VI. La synergie Chine-Pakistan devient un pilier clé de la restructuration de l'ordre du Moyen-OrientDans un contexte complexe où plusieurs pays rivalisent d'influence au Moyen-Orient, la question de savoir comment remodeler l'ordre régional à moindre coût et avec un minimum de confrontation, tout en évitant un conflit géopolitique direct avec les États-Unis, est devenue un impératif stratégique fondamental pour l'Alliance orientale, soucieuse de préserver ses intérêts essentiels. Partenaire stratégique indéfectible du bloc de l'Est, le Pakistan, fort de son statut de puissance nucléaire islamique, de sa capacité à jouer un rôle de médiateur neutre au-delà des clivages sectaires et de sa position géographique stratégique unique reliant l'Asie occidentale et l'Asie du Sud, est devenu un "canal stratégique" sans égal pour ce bloc. Ce mécanisme de collaboration, combinant les solutions chinoises de haut niveau aux réseaux locaux pakistanais, a ouvert la voie à une nouvelle multipolarité en s'appuyant sur les pays du Sud comme point d'appui. Il a ainsi profondément transformé l'ordre unipolaire existant au Moyen-Orient selon quatre axes : la sécurité, la diplomatie, la connectivité et les mécanismes multilatéraux.
1. Dimension sécuritaire : La Chine et le Pakistan collaborent à l'élaboration d'un nouveau cadre de sécurité régionale
Grâce à la collaboration sino-pakistanaise, le Pakistan est devenu un pilier de sécurité pour les États du Golfe au Moyen-Orient. Après l'accord de sécurité conclu avec l'Arabie saoudite, le Koweït et Bahreïn ont également signé, ou sont en train de négocier, des accords de coopération en matière de sécurité avec le Pakistan. Ce système de défense régional, "désaméricanisé", remet directement en cause le monopole américain de longue date sur l'approvisionnement en matière de sécurité. Ce système de défense, totalement indépendant des alliances militaires dirigées par les États-Unis, dépendra fortement des approvisionnements d'Asie de l'Est en termes d'équipements, de technologies et de systèmes de formation : après leur validation au combat au Pakistan, les avions de chasse J-10CE et JF-17, les systèmes de défense aérienne HQ-9BE et les sous-marins S26P devraient être commercialisés en grande quantité dans le Golfe. Suite notamment à l'affrontement aérien entre l'Inde et le Pakistan l'année dernière, le système de combat est-asiatique a acquis une notoriété sans précédent et est promis à un bel avenir sur le marché international des armements.
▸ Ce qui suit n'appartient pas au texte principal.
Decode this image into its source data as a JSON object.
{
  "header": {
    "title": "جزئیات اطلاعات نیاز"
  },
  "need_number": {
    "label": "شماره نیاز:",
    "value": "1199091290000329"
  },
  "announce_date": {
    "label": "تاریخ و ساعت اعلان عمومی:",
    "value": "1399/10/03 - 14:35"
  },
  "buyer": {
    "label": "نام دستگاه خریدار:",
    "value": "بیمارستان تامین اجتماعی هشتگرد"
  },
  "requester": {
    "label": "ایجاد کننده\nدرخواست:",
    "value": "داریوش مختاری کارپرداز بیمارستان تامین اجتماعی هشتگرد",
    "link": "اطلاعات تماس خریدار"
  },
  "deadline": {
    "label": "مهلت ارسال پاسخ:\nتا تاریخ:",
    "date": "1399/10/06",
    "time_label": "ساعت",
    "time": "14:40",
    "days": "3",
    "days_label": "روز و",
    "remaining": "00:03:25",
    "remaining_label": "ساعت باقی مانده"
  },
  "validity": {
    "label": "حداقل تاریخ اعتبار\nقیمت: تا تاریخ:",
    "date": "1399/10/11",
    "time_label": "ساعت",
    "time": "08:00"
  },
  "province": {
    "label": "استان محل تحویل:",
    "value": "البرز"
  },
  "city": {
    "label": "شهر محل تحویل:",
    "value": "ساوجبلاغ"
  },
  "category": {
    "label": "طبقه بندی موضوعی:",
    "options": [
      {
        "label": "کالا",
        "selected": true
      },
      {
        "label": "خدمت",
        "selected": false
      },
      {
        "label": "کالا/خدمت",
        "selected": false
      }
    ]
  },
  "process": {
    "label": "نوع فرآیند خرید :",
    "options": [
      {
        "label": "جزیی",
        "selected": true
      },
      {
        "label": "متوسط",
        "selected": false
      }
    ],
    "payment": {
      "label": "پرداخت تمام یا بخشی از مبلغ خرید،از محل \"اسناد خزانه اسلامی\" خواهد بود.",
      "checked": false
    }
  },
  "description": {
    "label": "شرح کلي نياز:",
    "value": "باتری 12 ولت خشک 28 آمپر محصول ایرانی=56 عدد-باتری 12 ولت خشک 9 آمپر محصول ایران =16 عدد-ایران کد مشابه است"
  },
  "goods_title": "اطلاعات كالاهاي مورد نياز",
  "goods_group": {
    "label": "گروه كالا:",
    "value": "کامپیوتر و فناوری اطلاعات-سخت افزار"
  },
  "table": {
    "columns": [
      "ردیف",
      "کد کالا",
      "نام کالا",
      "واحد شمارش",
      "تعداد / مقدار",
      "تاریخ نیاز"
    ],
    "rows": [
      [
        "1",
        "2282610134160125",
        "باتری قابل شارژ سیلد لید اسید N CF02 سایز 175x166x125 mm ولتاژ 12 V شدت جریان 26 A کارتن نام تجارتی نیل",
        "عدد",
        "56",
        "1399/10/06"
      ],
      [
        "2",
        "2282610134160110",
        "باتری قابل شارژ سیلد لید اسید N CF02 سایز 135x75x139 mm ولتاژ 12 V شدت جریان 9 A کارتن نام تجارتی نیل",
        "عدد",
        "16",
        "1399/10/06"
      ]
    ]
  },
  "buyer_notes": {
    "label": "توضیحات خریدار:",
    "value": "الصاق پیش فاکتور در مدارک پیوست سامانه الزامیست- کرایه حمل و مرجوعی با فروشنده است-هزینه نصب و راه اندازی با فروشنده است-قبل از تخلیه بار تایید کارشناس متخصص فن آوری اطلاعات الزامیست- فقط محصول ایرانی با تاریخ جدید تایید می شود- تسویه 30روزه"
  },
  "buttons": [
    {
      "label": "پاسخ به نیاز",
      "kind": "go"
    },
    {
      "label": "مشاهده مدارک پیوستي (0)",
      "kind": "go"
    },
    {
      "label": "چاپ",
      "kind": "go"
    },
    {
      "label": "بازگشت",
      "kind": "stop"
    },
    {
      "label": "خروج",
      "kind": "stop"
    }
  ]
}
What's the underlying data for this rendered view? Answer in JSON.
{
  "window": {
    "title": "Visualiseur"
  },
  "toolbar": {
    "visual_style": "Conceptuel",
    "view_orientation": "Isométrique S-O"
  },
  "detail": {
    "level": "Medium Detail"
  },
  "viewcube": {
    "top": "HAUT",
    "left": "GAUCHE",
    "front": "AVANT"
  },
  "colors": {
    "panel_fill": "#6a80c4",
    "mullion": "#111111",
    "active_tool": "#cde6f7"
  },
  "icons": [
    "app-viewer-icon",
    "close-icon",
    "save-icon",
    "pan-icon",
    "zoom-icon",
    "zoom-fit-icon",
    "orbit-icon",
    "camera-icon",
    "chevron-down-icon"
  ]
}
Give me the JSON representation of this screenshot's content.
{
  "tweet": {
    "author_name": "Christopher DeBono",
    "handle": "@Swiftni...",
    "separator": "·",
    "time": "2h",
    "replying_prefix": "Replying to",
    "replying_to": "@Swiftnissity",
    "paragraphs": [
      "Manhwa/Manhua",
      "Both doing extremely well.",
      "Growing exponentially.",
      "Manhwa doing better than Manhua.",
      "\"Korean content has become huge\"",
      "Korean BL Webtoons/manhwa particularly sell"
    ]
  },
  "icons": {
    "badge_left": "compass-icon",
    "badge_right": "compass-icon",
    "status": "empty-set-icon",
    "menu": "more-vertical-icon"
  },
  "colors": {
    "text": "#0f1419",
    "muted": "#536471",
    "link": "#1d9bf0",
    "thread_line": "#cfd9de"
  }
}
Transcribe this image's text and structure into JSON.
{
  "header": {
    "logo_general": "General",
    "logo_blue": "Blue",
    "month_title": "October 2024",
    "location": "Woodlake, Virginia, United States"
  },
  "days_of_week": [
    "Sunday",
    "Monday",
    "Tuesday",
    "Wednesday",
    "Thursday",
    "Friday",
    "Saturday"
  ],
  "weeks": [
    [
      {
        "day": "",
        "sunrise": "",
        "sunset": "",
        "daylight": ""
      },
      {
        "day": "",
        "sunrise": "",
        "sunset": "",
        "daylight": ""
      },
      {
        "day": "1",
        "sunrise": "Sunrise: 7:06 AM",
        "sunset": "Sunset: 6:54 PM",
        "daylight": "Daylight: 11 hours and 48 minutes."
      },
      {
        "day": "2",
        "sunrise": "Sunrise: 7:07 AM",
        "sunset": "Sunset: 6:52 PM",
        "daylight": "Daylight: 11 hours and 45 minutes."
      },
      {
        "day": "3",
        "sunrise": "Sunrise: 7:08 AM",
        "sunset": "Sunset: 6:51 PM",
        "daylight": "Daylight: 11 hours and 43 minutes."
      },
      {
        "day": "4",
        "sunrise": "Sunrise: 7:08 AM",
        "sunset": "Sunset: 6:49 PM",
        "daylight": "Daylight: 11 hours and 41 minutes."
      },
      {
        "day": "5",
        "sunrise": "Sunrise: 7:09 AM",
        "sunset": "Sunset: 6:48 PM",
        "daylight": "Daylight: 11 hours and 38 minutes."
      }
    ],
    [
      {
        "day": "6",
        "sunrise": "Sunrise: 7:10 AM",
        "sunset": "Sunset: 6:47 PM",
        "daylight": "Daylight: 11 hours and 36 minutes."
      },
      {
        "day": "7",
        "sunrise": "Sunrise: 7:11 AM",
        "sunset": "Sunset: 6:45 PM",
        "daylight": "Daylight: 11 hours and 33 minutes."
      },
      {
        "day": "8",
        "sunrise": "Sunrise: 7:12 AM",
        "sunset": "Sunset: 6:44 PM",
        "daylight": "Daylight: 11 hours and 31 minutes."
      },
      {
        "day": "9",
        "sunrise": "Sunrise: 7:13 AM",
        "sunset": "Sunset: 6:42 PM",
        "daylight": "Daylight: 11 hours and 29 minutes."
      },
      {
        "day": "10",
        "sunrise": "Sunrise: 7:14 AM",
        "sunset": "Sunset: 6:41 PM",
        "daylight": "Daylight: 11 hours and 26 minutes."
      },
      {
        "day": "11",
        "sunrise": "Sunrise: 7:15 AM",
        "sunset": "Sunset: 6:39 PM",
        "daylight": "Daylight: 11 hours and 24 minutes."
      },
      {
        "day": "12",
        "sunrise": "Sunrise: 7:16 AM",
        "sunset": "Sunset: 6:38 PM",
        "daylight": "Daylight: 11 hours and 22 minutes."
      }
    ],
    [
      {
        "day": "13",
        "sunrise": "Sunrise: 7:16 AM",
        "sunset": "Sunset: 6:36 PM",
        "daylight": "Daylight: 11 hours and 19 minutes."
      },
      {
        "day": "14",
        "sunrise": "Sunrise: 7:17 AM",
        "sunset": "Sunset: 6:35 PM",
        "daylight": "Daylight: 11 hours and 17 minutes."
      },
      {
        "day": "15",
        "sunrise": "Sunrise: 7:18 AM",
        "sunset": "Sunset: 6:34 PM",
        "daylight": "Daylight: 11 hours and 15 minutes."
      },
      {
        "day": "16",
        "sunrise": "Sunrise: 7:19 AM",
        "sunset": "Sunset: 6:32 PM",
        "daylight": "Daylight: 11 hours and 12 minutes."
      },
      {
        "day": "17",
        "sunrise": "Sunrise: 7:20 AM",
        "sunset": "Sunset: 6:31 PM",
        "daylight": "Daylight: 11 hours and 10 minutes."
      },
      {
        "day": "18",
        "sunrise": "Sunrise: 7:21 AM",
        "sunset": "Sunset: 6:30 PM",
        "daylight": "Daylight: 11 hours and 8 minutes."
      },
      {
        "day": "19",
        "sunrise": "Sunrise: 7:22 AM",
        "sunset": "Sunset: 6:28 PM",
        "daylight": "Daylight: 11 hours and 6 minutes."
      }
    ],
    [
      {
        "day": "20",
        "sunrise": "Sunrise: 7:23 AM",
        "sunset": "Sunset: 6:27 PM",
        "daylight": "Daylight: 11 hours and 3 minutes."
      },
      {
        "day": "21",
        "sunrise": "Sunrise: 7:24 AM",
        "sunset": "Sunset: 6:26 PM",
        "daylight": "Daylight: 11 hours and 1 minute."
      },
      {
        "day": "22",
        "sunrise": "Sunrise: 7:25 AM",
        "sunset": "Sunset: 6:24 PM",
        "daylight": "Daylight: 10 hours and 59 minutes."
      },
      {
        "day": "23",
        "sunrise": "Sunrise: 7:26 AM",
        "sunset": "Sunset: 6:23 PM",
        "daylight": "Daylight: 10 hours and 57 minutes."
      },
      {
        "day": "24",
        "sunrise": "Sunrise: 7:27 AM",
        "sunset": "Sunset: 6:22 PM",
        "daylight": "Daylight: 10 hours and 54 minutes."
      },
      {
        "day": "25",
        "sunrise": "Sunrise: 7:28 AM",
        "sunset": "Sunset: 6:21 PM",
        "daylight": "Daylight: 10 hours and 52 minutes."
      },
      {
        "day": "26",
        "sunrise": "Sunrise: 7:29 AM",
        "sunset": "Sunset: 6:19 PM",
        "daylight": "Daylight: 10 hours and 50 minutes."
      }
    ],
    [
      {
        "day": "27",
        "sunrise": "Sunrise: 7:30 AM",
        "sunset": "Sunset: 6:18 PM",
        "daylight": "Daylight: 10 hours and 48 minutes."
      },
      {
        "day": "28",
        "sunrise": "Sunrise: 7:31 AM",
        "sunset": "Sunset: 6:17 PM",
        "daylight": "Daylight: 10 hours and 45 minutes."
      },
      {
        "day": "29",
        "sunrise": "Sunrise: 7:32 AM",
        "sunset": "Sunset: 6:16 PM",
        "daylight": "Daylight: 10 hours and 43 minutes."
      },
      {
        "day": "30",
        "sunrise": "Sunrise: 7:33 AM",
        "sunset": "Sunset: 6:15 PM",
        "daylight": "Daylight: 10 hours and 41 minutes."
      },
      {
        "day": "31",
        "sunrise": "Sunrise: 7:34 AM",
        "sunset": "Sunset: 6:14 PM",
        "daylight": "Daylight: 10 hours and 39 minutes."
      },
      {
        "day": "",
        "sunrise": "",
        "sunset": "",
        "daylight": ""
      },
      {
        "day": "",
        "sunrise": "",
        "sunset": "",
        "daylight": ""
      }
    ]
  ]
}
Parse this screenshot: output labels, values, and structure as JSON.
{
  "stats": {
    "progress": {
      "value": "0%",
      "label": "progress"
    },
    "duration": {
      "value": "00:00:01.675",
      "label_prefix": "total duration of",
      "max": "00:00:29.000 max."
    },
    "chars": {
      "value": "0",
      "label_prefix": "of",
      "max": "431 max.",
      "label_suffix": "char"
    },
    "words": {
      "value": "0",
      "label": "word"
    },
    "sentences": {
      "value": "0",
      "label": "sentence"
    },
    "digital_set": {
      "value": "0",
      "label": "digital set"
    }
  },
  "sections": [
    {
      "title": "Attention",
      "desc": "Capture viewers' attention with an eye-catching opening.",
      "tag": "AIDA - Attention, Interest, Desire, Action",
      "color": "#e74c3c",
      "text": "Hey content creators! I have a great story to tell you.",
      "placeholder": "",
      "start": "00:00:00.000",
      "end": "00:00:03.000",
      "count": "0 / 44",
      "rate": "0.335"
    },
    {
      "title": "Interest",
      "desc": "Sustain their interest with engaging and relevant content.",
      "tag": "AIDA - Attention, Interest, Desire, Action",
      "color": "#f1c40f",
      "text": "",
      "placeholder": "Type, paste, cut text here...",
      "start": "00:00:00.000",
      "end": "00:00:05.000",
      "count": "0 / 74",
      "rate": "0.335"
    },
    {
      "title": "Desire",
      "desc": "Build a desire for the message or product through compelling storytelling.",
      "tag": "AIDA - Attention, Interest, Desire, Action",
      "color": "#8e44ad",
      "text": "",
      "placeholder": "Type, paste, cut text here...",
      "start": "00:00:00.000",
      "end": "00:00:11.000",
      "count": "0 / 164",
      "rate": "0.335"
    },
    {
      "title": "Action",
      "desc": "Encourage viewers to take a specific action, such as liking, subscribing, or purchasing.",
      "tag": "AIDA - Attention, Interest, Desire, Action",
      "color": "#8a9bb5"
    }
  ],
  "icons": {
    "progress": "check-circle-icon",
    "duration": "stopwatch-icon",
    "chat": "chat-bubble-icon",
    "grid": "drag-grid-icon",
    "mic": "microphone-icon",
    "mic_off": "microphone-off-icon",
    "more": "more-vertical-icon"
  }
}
Si ce cadre de sécurité se met en place, il créera une chaîne de complémentarité claire : les pays du Golfe fournissent un soutien financier à la défense, le Pakistan exporte des services militaires et de sécurité, et l'Orient fournit des équipements militaires et des capacités techniques, formant ainsi une solution régionale de défense et de sécurité alternative parfaite.
De cette manière, un ordre de sécurité pluraliste se mettra progressivement en place au Moyen-Orient, limitant de fait la capacité des États-Unis à diviser et à conquérir leurs alliés régionaux et faisant évoluer l'ordre de sécurité de la région d'une "dépendance unipolaire" vers une "coexistence multipolaire".
2. Dimension diplomatique : La proposition Dongda arrive à point nommé
En matière de médiation diplomatique, l'approche "proposition chinoise + canaux pakistanais" permettra d'établir une plateforme de négociation de paix indépendante des États-Unis, brisant ainsi le monopole américain sur le discours diplomatique régional. Suite à l'escalade de la crise du Golfe en 2026, les États-Unis ont refusé d'engager un dialogue direct avec l'Iran, et les canaux de médiation traditionnels ont souffert d'un manque de crédibilité flagrant. Le Pakistan, fort de ses relations privilégiées avec les États-Unis, l'Iran et le Conseil de coopération du Golfe (CCG), s'est alors imposé comme le seul intermédiaire crédible.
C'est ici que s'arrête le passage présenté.